Kramer: I have never performed at Big Ears before 2025. sorry. it was long time coming, for me.
My fav Big Ears shows SEEN/HEARD, in order of excitement: Michael Rother, Al Sparkhawke, Anohni, Phillip Glass Ensemble, More Ease, Lankin, Thor Harris…
My fav Big Ears shows that I PLAYED in: Squanderers, Lonnie Holley, Joyful Noise ‘All-Stars’, Water Damage, and my solo piano performance on opening night (during which Shahzad Ismaily joined me for the second movement of my composition for three pianos: “Music for Pianos & Sunflowers”.

David Grubbs: I’ll add to this list Jules Reidy and Ahmed.
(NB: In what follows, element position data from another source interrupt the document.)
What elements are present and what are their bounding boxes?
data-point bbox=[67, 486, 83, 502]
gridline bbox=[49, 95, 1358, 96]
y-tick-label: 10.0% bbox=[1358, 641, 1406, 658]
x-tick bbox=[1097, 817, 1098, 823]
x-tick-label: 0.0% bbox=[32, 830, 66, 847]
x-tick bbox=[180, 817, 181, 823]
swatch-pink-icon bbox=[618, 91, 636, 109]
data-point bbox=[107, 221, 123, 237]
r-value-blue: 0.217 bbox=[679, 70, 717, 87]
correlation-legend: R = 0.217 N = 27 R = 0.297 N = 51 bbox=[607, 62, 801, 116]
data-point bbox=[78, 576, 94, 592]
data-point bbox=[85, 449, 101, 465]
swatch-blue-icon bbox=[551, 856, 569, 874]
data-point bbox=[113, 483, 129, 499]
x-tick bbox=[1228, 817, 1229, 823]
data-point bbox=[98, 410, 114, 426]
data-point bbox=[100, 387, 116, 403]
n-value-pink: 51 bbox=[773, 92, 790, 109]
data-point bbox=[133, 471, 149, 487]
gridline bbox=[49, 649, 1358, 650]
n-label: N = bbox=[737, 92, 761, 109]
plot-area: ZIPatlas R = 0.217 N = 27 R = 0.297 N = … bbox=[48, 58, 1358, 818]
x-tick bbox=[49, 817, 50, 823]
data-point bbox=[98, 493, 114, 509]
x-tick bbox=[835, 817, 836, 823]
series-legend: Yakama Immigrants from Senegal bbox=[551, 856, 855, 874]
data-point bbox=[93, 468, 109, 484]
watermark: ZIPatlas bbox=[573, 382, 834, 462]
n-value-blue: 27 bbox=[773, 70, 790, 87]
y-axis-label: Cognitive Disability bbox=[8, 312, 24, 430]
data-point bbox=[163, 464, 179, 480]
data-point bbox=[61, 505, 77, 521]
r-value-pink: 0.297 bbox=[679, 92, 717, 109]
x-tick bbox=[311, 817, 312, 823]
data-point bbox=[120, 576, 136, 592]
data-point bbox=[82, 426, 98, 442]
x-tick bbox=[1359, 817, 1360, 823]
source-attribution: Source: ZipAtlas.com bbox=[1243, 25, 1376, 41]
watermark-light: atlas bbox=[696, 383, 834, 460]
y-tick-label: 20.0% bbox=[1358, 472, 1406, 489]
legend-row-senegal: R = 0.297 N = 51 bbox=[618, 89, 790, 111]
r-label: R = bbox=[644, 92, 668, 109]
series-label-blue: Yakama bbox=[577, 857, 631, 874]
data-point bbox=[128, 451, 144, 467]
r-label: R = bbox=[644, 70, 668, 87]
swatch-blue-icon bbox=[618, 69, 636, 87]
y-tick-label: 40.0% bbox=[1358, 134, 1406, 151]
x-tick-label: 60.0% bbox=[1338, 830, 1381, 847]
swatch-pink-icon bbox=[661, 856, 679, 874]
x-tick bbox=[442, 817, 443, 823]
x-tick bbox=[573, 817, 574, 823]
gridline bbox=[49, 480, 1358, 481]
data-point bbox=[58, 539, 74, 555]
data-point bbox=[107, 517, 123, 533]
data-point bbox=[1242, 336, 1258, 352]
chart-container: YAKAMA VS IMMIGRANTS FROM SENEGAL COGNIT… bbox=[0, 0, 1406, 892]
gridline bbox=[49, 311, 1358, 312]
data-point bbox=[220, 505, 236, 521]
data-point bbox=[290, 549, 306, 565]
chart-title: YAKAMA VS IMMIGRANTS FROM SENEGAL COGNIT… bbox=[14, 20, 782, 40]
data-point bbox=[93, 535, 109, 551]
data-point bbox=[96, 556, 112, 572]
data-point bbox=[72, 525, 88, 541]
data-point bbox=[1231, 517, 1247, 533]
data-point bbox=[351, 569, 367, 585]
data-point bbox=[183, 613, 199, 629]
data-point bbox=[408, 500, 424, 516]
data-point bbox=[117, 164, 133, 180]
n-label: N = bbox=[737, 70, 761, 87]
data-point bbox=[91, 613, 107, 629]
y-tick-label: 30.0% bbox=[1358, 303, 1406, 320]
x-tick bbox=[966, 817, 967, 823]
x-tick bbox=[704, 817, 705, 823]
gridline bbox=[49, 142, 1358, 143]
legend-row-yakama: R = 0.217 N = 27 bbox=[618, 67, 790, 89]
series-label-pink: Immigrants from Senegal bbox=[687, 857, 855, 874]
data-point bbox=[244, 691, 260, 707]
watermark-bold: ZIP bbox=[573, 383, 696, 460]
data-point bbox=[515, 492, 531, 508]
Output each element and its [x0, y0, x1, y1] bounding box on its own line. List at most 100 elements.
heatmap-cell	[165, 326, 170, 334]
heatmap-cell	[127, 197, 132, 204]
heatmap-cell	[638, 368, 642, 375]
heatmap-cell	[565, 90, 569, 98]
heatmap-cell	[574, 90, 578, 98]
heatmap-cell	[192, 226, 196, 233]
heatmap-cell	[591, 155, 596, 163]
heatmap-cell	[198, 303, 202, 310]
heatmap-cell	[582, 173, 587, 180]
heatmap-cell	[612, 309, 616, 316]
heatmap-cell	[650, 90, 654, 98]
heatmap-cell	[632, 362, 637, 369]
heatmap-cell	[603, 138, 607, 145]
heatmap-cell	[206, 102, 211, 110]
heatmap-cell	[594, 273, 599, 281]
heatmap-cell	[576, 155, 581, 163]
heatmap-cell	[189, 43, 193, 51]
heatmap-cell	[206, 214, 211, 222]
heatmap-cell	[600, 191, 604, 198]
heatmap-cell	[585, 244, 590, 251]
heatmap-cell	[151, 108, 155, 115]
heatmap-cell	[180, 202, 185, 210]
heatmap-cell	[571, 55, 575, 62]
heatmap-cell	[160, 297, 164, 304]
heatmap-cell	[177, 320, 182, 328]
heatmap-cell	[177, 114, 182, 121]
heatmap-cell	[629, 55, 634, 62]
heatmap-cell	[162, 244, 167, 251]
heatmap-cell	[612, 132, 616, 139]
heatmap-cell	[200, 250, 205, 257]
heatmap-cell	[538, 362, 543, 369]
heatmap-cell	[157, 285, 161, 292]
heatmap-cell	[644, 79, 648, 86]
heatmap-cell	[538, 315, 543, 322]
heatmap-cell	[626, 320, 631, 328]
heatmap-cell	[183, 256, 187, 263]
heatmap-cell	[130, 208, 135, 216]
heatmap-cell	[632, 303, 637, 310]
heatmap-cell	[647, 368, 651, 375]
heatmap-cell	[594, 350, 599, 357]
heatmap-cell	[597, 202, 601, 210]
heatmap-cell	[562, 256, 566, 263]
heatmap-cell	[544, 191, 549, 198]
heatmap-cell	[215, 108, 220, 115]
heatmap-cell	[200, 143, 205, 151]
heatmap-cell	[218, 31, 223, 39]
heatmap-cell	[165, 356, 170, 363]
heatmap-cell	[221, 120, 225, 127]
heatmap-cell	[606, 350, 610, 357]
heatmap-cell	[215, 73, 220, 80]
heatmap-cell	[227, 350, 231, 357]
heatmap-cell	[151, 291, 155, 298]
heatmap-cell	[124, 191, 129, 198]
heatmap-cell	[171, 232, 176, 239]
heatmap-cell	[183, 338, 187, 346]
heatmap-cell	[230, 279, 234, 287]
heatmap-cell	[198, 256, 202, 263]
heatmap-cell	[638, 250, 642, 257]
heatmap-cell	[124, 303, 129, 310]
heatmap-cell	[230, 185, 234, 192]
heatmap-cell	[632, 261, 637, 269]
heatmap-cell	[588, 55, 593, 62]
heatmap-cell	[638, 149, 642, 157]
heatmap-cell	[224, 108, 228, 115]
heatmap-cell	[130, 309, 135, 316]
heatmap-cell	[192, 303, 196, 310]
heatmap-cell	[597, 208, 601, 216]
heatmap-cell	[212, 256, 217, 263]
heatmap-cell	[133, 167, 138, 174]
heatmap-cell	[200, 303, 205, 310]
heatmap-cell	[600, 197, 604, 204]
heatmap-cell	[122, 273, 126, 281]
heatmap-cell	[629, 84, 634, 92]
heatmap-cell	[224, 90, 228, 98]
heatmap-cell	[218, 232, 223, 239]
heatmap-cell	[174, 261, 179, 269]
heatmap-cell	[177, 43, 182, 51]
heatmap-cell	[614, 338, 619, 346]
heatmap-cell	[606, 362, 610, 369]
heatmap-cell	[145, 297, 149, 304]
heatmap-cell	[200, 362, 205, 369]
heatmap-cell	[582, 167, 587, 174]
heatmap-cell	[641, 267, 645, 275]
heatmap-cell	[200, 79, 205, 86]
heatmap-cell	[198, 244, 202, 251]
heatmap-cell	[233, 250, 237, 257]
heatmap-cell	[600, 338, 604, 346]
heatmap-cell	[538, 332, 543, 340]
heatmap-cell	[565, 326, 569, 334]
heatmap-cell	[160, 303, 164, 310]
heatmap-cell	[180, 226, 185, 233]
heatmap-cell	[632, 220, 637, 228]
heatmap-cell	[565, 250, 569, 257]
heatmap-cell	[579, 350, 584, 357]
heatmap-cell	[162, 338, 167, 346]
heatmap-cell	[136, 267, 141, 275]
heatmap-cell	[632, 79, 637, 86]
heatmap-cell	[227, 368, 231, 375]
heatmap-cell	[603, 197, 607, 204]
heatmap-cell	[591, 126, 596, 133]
Wendy Eisenberg: Echoing Ahmed. I played six shows, and my father was in town, and between the schlep and the hosting, I did not get to see as much as I’d wanted. The performance that really stuck with me was Michael Hurley’s second to last ever show, at the Jig and Reel. He played right before my set, and it was exquisite to see time in his hands. I was there with Mari of more eaze, who is my partner, and Evan Welsh, who is my manager, and we were all sobbing the whole time, out of the sheer magic of it. There was an intensity to the performance that I couldn’t put my finger on, that I’d certainly heard in his records but something beyond it. We were all floored. He stayed and was eating fish and chips in the back room as we soundcheck, which must have been one of the last things he saw soundcheck; such an honor and an intensity. He is why so much of my songs are sounding the way they now do, and I’m just lucky to have seen him at all, to have shared the green room, to have heard him sing and play like that, for the world.